De grande influência durante o transcorrer do pensamento filosófico ao longo de


inúmeros séculos da história humana, a filosofia platônica se desenvolve no período
clássico da história grega (séculos V-IV a. C.). Uma época marcada pelo esplendor da
sociedade ateniense. Em âmbito econômico, ocorre um forte desenvolvimento comercial
que modifica as estruturas socias, inserindo uma elite mercantil no poder político.
Ademais, na esfera política há a instauração da democracia ateniense e suas assembleias
entre os cidadãos, o que diminui o poder de uma oligarquia agrária e religiosa. No campo
intelectual, desenvolve-se o teatro trágico grego, a história, a astronomia, a medicina, as
artes da oratória e da retórica, além da filosofia. Assim, pode-se dizer perante a tal
conjectura, que há uma quebra com a visão de mundo mítico-religioso, em favor de um
debate cientifico e filosófico acerca das coisas.

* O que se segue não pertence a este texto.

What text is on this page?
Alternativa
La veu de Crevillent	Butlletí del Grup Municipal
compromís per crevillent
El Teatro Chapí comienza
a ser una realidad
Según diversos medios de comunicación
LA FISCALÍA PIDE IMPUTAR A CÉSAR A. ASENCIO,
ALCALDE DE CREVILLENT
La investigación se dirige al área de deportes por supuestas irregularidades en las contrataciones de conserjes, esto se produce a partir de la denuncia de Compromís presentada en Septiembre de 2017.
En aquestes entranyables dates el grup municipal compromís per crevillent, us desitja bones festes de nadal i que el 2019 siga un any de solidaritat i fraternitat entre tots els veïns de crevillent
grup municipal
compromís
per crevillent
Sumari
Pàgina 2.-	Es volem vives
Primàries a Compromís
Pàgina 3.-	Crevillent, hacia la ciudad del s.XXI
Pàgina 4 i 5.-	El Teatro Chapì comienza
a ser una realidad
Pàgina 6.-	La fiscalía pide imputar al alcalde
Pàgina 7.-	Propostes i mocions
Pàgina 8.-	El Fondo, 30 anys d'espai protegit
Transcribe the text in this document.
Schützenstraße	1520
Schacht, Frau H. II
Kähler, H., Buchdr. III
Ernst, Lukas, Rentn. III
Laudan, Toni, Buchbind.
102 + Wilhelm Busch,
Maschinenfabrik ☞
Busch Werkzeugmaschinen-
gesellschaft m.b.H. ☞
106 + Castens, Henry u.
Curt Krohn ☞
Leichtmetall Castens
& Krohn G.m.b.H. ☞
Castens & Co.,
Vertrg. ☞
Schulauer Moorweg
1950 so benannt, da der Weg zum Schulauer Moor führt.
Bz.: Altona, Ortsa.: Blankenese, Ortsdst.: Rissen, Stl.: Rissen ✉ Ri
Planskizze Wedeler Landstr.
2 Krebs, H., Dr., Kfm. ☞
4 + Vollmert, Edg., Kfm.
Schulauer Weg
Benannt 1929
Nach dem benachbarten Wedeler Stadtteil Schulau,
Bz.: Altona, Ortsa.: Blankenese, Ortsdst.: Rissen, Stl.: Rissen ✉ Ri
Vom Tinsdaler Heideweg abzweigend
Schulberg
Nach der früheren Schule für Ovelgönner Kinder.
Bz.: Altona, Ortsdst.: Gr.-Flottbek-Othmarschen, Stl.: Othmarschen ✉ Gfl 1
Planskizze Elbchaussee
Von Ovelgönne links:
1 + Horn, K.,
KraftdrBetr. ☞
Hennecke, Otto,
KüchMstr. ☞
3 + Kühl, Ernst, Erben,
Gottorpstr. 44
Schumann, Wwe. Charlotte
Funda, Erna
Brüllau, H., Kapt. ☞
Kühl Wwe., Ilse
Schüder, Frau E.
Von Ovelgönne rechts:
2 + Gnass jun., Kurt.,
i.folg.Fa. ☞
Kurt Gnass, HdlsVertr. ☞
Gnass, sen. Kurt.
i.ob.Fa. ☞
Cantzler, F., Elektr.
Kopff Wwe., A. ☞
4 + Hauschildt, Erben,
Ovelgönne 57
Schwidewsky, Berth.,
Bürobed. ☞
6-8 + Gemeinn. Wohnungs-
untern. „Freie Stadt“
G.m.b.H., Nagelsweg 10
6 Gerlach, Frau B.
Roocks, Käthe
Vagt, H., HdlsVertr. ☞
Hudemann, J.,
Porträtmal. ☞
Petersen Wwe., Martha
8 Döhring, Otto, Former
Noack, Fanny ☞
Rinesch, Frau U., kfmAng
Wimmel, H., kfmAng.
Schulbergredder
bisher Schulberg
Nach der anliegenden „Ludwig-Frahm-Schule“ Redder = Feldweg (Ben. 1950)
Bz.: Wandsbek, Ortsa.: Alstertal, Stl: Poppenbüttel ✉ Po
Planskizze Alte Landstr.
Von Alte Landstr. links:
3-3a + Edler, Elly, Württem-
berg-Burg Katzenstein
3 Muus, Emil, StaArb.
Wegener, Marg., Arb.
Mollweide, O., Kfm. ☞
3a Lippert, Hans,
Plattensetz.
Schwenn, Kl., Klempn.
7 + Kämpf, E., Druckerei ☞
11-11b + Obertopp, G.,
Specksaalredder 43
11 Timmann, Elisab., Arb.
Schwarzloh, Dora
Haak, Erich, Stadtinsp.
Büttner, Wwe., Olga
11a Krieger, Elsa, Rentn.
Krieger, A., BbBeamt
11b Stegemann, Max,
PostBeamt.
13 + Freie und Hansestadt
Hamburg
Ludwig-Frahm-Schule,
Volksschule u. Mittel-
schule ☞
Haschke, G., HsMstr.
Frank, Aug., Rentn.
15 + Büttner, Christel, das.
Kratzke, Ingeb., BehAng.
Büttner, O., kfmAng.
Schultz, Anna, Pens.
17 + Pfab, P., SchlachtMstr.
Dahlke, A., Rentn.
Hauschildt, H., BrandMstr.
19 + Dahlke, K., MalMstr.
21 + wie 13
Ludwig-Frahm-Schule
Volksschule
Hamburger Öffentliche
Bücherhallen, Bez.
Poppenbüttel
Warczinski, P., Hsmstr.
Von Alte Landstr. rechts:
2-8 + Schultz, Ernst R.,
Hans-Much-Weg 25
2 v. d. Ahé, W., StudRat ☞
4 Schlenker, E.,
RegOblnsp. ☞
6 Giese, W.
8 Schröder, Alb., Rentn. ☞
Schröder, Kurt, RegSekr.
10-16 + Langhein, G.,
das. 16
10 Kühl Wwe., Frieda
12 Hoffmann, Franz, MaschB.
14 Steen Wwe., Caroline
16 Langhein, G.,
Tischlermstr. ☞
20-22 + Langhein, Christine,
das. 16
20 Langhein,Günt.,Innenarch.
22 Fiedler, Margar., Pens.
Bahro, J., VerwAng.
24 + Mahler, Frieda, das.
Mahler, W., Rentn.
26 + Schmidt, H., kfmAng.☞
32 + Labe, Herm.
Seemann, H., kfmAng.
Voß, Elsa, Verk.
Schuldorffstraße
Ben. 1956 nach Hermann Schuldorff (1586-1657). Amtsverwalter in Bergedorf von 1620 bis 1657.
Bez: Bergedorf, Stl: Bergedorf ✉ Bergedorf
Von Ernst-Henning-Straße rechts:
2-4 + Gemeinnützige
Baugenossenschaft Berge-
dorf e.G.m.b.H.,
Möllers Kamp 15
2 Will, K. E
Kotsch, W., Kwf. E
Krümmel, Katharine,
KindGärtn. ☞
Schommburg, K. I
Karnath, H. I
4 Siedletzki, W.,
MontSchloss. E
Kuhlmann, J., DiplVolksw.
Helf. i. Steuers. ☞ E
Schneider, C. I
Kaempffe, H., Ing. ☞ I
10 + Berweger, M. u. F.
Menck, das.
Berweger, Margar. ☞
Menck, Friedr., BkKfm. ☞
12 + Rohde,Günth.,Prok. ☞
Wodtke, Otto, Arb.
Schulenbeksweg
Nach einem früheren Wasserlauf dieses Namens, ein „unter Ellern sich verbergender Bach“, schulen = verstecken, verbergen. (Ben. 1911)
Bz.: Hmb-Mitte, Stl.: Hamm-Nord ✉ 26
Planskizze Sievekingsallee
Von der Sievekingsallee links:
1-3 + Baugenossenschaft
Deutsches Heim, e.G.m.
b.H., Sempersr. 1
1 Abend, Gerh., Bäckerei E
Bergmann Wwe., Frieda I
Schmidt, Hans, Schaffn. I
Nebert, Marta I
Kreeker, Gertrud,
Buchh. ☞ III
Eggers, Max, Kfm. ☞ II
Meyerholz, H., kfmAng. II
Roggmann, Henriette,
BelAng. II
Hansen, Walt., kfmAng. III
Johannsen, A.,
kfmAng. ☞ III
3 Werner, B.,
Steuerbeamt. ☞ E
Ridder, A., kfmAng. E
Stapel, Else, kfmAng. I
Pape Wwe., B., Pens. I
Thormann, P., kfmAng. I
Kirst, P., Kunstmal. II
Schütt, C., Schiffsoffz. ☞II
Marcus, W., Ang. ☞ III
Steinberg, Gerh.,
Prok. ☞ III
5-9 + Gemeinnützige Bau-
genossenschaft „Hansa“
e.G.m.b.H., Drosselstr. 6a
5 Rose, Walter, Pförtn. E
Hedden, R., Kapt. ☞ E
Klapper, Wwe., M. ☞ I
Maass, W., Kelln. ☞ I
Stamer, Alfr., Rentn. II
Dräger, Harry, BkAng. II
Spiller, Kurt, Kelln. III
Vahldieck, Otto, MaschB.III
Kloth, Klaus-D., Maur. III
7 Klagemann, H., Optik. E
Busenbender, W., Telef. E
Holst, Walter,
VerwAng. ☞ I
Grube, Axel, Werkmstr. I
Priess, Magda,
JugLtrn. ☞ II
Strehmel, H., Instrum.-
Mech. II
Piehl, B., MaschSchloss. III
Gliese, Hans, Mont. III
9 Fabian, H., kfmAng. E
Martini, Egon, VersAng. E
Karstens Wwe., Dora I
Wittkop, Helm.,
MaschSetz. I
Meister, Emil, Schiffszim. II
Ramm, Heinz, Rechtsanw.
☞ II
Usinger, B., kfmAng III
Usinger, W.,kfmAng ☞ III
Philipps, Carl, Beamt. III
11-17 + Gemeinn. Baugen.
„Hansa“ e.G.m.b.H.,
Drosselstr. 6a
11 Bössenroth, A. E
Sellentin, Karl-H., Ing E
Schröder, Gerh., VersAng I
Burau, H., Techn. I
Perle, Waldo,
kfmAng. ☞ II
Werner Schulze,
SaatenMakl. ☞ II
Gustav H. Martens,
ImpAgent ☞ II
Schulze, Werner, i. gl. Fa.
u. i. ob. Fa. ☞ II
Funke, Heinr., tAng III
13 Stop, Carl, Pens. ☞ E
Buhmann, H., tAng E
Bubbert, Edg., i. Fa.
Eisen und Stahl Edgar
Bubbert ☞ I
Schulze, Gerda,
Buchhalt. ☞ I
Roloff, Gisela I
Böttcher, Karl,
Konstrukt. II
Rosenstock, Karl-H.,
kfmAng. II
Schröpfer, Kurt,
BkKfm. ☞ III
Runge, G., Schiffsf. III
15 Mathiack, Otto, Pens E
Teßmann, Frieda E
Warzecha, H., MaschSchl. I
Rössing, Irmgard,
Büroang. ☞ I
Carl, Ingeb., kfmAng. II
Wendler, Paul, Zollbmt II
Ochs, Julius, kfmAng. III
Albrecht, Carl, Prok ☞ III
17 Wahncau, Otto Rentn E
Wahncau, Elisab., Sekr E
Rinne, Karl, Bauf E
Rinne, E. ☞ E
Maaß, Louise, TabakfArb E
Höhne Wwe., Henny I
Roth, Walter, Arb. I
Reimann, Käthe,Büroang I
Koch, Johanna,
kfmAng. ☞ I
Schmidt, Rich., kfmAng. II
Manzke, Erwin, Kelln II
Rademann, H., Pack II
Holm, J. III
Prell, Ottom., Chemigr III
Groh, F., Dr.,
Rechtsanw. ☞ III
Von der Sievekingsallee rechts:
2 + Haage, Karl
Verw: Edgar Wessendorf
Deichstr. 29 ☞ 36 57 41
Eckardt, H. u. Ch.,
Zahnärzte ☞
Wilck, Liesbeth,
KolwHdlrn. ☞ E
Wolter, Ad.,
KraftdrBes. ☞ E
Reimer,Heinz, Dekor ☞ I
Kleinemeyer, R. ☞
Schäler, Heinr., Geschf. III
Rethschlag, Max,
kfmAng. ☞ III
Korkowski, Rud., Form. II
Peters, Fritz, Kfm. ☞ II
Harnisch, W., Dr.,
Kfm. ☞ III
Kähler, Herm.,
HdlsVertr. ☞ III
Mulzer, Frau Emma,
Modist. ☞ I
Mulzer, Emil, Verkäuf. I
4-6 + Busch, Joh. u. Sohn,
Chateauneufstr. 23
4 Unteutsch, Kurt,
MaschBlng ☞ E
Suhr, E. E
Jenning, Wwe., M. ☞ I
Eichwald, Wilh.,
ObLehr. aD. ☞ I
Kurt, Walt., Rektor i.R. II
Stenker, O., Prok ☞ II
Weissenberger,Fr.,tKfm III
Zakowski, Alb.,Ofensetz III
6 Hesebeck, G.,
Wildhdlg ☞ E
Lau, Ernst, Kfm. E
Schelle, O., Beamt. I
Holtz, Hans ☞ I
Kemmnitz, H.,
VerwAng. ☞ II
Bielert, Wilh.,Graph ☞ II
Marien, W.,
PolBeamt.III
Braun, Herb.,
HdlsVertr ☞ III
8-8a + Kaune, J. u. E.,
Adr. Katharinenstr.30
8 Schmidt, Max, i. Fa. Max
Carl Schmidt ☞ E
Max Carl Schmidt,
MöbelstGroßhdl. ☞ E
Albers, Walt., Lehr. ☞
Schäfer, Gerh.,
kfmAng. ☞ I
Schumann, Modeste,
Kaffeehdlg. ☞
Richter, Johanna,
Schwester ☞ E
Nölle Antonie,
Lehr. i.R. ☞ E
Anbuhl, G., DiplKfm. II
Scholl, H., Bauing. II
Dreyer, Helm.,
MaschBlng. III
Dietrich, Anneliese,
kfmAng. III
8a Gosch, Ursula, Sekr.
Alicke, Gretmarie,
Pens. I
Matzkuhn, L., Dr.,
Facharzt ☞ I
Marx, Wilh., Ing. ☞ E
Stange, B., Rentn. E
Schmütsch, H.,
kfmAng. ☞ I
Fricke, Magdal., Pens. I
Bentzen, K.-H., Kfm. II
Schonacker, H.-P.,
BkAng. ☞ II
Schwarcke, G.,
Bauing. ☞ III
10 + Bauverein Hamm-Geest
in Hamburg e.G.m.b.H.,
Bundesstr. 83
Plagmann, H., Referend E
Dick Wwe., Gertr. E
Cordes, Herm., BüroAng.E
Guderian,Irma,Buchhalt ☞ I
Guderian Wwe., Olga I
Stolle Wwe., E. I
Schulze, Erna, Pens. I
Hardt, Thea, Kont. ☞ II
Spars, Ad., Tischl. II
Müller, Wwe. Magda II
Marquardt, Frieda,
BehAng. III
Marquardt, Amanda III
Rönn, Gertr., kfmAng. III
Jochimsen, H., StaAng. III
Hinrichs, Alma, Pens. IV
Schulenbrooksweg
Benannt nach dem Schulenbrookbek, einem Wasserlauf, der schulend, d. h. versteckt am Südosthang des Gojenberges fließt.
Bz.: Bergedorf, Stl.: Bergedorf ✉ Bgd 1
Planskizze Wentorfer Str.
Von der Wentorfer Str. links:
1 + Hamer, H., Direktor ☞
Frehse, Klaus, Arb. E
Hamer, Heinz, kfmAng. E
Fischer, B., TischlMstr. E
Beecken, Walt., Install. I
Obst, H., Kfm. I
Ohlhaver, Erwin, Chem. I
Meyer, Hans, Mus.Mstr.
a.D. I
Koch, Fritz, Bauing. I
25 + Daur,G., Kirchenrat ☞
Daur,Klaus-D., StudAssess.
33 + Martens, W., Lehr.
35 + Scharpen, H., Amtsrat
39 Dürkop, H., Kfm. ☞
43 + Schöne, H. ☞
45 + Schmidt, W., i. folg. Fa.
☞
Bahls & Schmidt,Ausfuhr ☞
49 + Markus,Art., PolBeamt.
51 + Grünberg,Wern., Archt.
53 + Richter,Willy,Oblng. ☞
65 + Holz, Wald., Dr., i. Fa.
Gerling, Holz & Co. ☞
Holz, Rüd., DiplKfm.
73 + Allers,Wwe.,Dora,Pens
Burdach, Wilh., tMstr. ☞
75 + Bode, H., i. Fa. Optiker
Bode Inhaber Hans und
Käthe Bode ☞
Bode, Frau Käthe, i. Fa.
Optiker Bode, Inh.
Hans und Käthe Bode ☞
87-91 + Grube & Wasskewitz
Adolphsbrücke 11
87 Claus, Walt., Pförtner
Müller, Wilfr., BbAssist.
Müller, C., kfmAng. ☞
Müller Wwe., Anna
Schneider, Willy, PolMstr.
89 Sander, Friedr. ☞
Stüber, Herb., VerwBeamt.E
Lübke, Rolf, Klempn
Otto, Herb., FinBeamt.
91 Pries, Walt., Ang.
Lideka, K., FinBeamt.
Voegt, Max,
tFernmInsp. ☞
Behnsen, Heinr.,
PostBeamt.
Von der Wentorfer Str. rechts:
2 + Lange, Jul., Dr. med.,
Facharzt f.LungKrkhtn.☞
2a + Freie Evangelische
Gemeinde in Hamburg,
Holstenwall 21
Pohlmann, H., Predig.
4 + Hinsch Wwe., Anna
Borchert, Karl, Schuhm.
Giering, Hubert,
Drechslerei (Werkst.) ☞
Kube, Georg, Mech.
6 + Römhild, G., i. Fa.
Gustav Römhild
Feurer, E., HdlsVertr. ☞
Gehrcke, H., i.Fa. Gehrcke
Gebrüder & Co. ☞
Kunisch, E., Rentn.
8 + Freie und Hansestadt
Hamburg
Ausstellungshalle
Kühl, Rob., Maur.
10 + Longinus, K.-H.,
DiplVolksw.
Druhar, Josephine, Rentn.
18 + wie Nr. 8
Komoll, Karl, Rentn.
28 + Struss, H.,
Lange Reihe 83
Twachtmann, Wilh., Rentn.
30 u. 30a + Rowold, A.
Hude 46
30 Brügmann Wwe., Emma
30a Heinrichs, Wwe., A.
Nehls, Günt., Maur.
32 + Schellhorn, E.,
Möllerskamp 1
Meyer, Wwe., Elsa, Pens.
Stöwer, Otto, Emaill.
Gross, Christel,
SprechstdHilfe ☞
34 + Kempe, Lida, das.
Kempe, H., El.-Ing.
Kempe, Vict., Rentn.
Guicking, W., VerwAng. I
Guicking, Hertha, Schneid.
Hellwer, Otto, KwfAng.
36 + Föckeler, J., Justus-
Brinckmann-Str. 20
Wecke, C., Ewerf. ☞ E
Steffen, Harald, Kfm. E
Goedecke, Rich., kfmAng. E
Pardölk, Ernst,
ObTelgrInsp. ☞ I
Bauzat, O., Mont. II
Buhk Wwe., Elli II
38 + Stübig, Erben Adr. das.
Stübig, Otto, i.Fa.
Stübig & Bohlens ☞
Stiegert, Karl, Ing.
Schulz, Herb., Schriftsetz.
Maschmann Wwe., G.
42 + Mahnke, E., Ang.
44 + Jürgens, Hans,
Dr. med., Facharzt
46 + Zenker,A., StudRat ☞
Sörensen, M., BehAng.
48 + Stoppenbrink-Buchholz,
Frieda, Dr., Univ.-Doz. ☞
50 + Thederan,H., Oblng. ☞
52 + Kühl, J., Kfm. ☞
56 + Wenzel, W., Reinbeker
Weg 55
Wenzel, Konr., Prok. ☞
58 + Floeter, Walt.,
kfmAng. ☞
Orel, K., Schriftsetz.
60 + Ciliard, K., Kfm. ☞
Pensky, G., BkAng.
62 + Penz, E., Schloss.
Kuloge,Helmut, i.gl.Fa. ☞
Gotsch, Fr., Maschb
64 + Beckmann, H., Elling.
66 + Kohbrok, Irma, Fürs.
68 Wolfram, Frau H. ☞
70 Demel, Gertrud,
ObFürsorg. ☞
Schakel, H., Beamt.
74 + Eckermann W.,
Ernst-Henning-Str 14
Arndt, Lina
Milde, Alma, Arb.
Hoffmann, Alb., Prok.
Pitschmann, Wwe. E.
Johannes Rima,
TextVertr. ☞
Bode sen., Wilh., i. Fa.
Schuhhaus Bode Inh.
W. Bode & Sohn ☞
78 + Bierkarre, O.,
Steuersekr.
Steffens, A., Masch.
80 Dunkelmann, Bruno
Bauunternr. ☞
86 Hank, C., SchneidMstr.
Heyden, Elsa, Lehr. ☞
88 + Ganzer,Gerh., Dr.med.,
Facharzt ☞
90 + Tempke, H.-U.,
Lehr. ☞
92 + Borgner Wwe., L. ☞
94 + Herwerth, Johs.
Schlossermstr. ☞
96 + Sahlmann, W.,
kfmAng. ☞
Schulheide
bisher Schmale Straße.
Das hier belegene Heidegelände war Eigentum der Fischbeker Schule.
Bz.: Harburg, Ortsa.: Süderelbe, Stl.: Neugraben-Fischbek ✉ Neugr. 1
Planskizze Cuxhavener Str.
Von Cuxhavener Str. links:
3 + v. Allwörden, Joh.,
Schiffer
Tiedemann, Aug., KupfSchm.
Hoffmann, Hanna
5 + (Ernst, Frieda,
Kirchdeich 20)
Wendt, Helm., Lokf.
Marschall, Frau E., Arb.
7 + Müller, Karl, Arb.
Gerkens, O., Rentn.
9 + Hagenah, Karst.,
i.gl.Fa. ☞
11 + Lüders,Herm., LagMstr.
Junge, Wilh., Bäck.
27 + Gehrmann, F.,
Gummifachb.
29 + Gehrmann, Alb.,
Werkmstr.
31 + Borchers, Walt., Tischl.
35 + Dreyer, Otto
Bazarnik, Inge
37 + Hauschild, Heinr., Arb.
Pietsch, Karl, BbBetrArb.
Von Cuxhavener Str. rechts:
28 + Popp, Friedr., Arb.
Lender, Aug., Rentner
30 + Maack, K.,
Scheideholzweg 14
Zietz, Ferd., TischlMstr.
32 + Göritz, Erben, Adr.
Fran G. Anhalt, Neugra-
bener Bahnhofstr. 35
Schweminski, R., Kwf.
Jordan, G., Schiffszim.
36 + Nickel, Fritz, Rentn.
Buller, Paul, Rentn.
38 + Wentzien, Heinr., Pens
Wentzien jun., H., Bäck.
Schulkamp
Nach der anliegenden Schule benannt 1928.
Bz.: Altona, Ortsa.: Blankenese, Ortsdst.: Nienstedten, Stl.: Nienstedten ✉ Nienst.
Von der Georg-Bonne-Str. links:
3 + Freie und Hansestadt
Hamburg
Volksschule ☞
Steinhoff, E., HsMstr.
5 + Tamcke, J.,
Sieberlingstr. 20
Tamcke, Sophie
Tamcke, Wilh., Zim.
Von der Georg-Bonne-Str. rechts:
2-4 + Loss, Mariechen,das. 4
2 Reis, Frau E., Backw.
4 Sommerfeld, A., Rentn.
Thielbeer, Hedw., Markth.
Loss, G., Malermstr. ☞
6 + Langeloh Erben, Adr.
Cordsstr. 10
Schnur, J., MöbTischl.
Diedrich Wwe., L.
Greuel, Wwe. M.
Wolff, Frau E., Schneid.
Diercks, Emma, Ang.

Inserido no final desse período clássico, Platão nasce meses depois da morte
de Péricles, um dos principais líderes democráticos de Atenas e morre três anos antes da
conquista do mundo grego por Felipe da Macedônia. Consequentemente, Platão não só
vive a era de ouro de Atenas, mas também é conterrâneo da decadência dessa mesma era.
Por essa razão, Platão escreve sua obra voltando-se em grande medida a correntes
filosóficas de tempos anteriores, cuja visão de mundo defendida era mais abstrata do que
física. Como é o caso dos Pitagóricos, que viam as relações numéricas como o elemento
mais básico da realidade. Assim como os filósofos da escola eleática, que defendiam a
separação entre alma e o copo, cuja dualidade corresponderia respectivamente ao que é
real e ao que é apenas aparente. Por defenderem que o verdadeiro conhecimento só
poderia ser alcançado através do logos, situado para além da realidade física, os eleáticos
negam a existência do movimento, considerando-o como apenas uma ilusão empírica.
Em função disso, precedem Platão, inaugurando uma visão metafisica da realidade,
concebida como perfeita e imutável.

Todavia, deve-se considerar que o maior influenciador de Platão foi seu mestre,
Sócrates. Sobre este filósofo sabe-se muito pouco, visto que este nada escreveu, e as
fontes mais confiáveis que descrevem sua filosofia, são oriundas de seus discípulos,
dentre os quais Xenofonte e sobretudo Platão são os mais relevantes. Não obstante, apesar
da obscuridade quanto a sua figura, sabe-se que este personagem teve um papel
fundamental para a filosofia Ocidental, visto que a partir de Sócrates, o principal interesse
filosófico deixa de ser cosmológico para se tornar antropológico, inserindo o homem no
centro da discussão intelectual.

O desenvolvimento de um sistema filosófico ágrafo por parte de Sócrates, pode


se justificar pela valorização atribuída pelo filosofo a prática discursiva. Por prática
discursiva, entenda-se um método de debate que obedece aos moldes dialéticos, no qual
Sócrates visa provar ao seu interlocutor, o quanto suas reflexões são incompletas e rasas
a partir de suas próprias respostas.

Tal método de discurso, baseia-se na procura de uma definição que perpasse


qualquer tipo de juízo de valor, opinião ou experiência sensível. Para tanto, Sócrates
utiliza-se dos “porquês” para fazer os indivíduos interrogados perceberem o quanto seus
raciocínios são incompletos, fazendo com que os mesmos percebam sua ignorância
perante aquilo que acreditam que sabem. Por consequência, o método socrático não
procura oferecer respostas concisas aos indivíduos interrogadas, mas evidenciar a
ignorância desses mesmos e assim direciona-los ao primeiro passo na direção de um
conhecimento verdadeiro (Episteme), que seja realmente conciso e imutável. Daí decorre
sua famosa frase “só sei que nada sei”.
Considerando a admissão da ignorância como o fundamento para alcançar o
verdadeiro conhecimento, e que por conhecimento, deve-se compreender aquilo que é
invariável e definitivo, tal natureza epistemológica só pode ser alcançada através de um
processo auto reflexivo que independe do que é empírico e sentimental, um processo cuja
contemplação racional tem por último fim, atingir a instância inteligível que contem a
verdade acerca de todas as coisas. Desse processo que se origina sua segunda máxima:
“conhece-te a ti mesmo.” Conhecer a si mesmo, é buscar a natureza racional do ser
humano, o logos, ou seja, sua própria existência verdadeira.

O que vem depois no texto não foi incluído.